Вскоре ко мне присоединились товарищи и мой соотечественник вступил в длительные переговоры с офицером. Наконец тот согласился вернуть мои вещи и отпустить меня на поруки друга с обязательством предоставить документ генерала Клейгельса. В тот же день, около трех, я снова явился в участок. Лицо офицера выразило глубочайшее ошеломление. Вероятно, с подобными бумагами ему никогда не приходилось сталкиваться — думаю, то был первый документ такого рода, подписанный генералом Клейгельсом. Прекрасно зная, что оскорбил меня, офицер рассудил, как мне кажется, что шумиха никак ему не поможет, вздумай я ему насолить. Записав дату и номер письма, он протянул мне документ и сообщил, что я свободен. По какой-то непонятной причине мы пожали друг другу руки, и я никогда не забуду то странное выражение, с каким он глядел на меня, а также его манеру поджимать два пальца во время рукопожатия. Если в этом жесте и заключался некий тайный знак или сигнал, мне он остался неведом.

Последствия этого небольшого столкновения с полицией оказались даже курьезней ареста. В скором времени я в компании американского посланника и шотландского друга отправился в северную Финляндию, где мы собирались порыбачить и отдохнуть на лоне природы. Не успели мы разбить лагерь, как мне сообщили, что в Санкт-Петербурге меня разыскивают по уголовному делу, однако заверили, что «беспокоиться не о чем». Вместе с друзьями я неспешно добрался до северного полярного круга и затем возвратился в Санкт-Петербург. Дома я незамедлительно осведомился у швейцара, что известно о повестке в суд или обвинительном заключении.

— Не стоит внимания, господин, в самом деле не стоит, — рассмеялся швейцар. — Началось с обвинения, а на следующей неделе объявили, что вы оправданы. Все очень просто.

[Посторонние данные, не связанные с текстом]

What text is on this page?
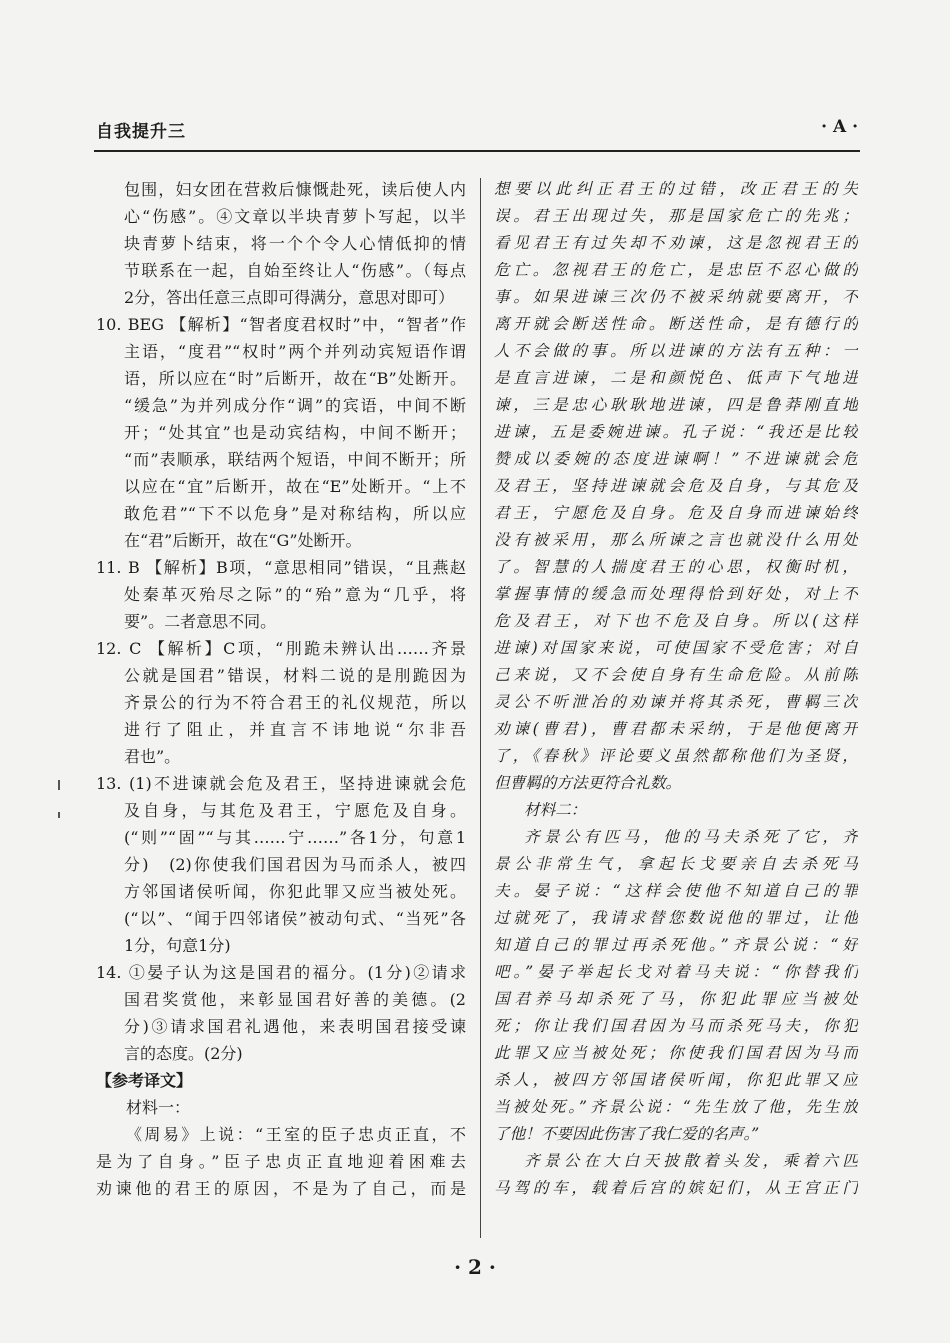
自我提升三	· A ·
包围，妇女团在营救后慷慨赴死，读后使人内
心“伤感”。④文章以半块青萝卜写起，以半
块青萝卜结束，将一个个令人心情低抑的情
节联系在一起，自始至终让人“伤感”。（每点
2分，答出任意三点即可得满分，意思对即可）
10. BEG 【解析】“智者度君权时”中，“智者”作
主语，“度君”“权时”两个并列动宾短语作谓
语，所以应在“时”后断开，故在“B”处断开。
“缓急”为并列成分作“调”的宾语，中间不断
开；“处其宜”也是动宾结构，中间不断开；
“而”表顺承，联结两个短语，中间不断开；所
以应在“宜”后断开，故在“E”处断开。“上不
敢危君”“下不以危身”是对称结构，所以应
在“君”后断开，故在“G”处断开。
11. B 【解析】B项，“意思相同”错误，“且燕赵
处秦革灭殆尽之际”的“殆”意为“几乎，将
要”。二者意思不同。
12. C 【解析】C项，“刖跪未辨认出……齐景
公就是国君”错误，材料二说的是刖跪因为
齐景公的行为不符合君王的礼仪规范，所以
进行了阻止，并直言不讳地说“尔非吾
君也”。
13. (1)不进谏就会危及君王，坚持进谏就会危
及自身，与其危及君王，宁愿危及自身。
(“则”“固”“与其……宁……”各1分，句意1
分)　(2)你使我们国君因为马而杀人，被四
方邻国诸侯听闻，你犯此罪又应当被处死。
(“以”、“闻于四邻诸侯”被动句式、“当死”各
1分，句意1分)
14. ①晏子认为这是国君的福分。(1分)②请求
国君奖赏他，来彰显国君好善的美德。(2
分)③请求国君礼遇他，来表明国君接受谏
言的态度。(2分)
【参考译文】
材料一：
《周易》上说：“王室的臣子忠贞正直，不
是为了自身。”臣子忠贞正直地迎着困难去
劝谏他的君王的原因，不是为了自己，而是
想要以此纠正君王的过错，改正君王的失
误。君王出现过失，那是国家危亡的先兆；
看见君王有过失却不劝谏，这是忽视君王的
危亡。忽视君王的危亡，是忠臣不忍心做的
事。如果进谏三次仍不被采纳就要离开，不
离开就会断送性命。断送性命，是有德行的
人不会做的事。所以进谏的方法有五种：一
是直言进谏，二是和颜悦色、低声下气地进
谏，三是忠心耿耿地进谏，四是鲁莽刚直地
进谏，五是委婉进谏。孔子说：“我还是比较
赞成以委婉的态度进谏啊！”不进谏就会危
及君王，坚持进谏就会危及自身，与其危及
君王，宁愿危及自身。危及自身而进谏始终
没有被采用，那么所谏之言也就没什么用处
了。智慧的人揣度君王的心思，权衡时机，
掌握事情的缓急而处理得恰到好处，对上不
危及君王，对下也不危及自身。所以(这样
进谏)对国家来说，可使国家不受危害；对自
己来说，又不会使自身有生命危险。从前陈
灵公不听泄冶的劝谏并将其杀死，曹羁三次
劝谏(曹君)，曹君都未采纳，于是他便离开
了，《春秋》评论要义虽然都称他们为圣贤，
但曹羁的方法更符合礼数。
材料二：
齐景公有匹马，他的马夫杀死了它，齐
景公非常生气，拿起长戈要亲自去杀死马
夫。晏子说：“这样会使他不知道自己的罪
过就死了，我请求替您数说他的罪过，让他
知道自己的罪过再杀死他。”齐景公说：“好
吧。”晏子举起长戈对着马夫说：“你替我们
国君养马却杀死了马，你犯此罪应当被处
死；你让我们国君因为马而杀死马夫，你犯
此罪又应当被处死；你使我们国君因为马而
杀人，被四方邻国诸侯听闻，你犯此罪又应
当被处死。”齐景公说：“先生放了他，先生放
了他！不要因此伤害了我仁爱的名声。”
齐景公在大白天披散着头发，乘着六匹
马驾的车，载着后宫的嫔妃们，从王宫正门
· 2 ·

Я был убежден, что обвинение могло касаться разве что скандала с dvorniks в вечер моего ареста и решил узнать, что случилось с моими друзьями. Американец, как выяснилось, выехал на дачу, расположенную на одном из островов.

— Вам сообщали, что вы обвиняетесь по уголовному делу? — спросил я.

— Конечно, — ответил он. — Мое преступление состояло в том, что я свистел в участке.

Судя по всему, дежурный офицер, мечтая расквитаться с одним из нас, назначил жертвой американца, который постоянно проживал в России — меня он обвинить побоялся, тогда как маленького англичанина разыскать не сумел. Американец свистнул непреднамеренно, то был просто возглас. Я припомнил, что в ту роковую ночь, когда американец упрашивал офицера освободить меня, последний сделал несколько поразительных заявлений. Услышав одно из них, мой друг невольно присвистнул от удивления. Я спросил, чем закончилось дело.

— Проиграл, — сказал он. — Доверился адвокату, и он настолько все запутал, что мне пришлось заплатить двадцать пять рублей штрафа. Как обстоят ваши дела?

Я сказал, что был оправдан.

— Вот вам Россия! — воскликнул он. — В сущности, в этом деле вы нарушили закон — и вас отпускают безнаказанно. Меня, бедного самаритянина, подвергают штрафу. Во всем, что они делают в этой стране, ровно столько же разума и смысла[36].

— А маленький англичанин? — спросил я. — Он ведь заварил всю эту кашу? Где же он?

— Последнее, что я слышал — развлекается где-то на тихоокеанских островах.

вернуться

35

Генерал Клейгельс — генерал от кавалерии Н. В. Клейгельс (1850–1916), обер-полицмейстер Варшавы (1888–1895), градоначальник Петербурга (1895-декабрь 1903), киевский генерал-губернатор (1904–1905).

вернуться

36

Разума и смысла — цитата из Шекспира: «neither rhyme nor reason», буквально «ни рифмы, ни разума» («Комедия ошибок» и «Как вам это понравится»).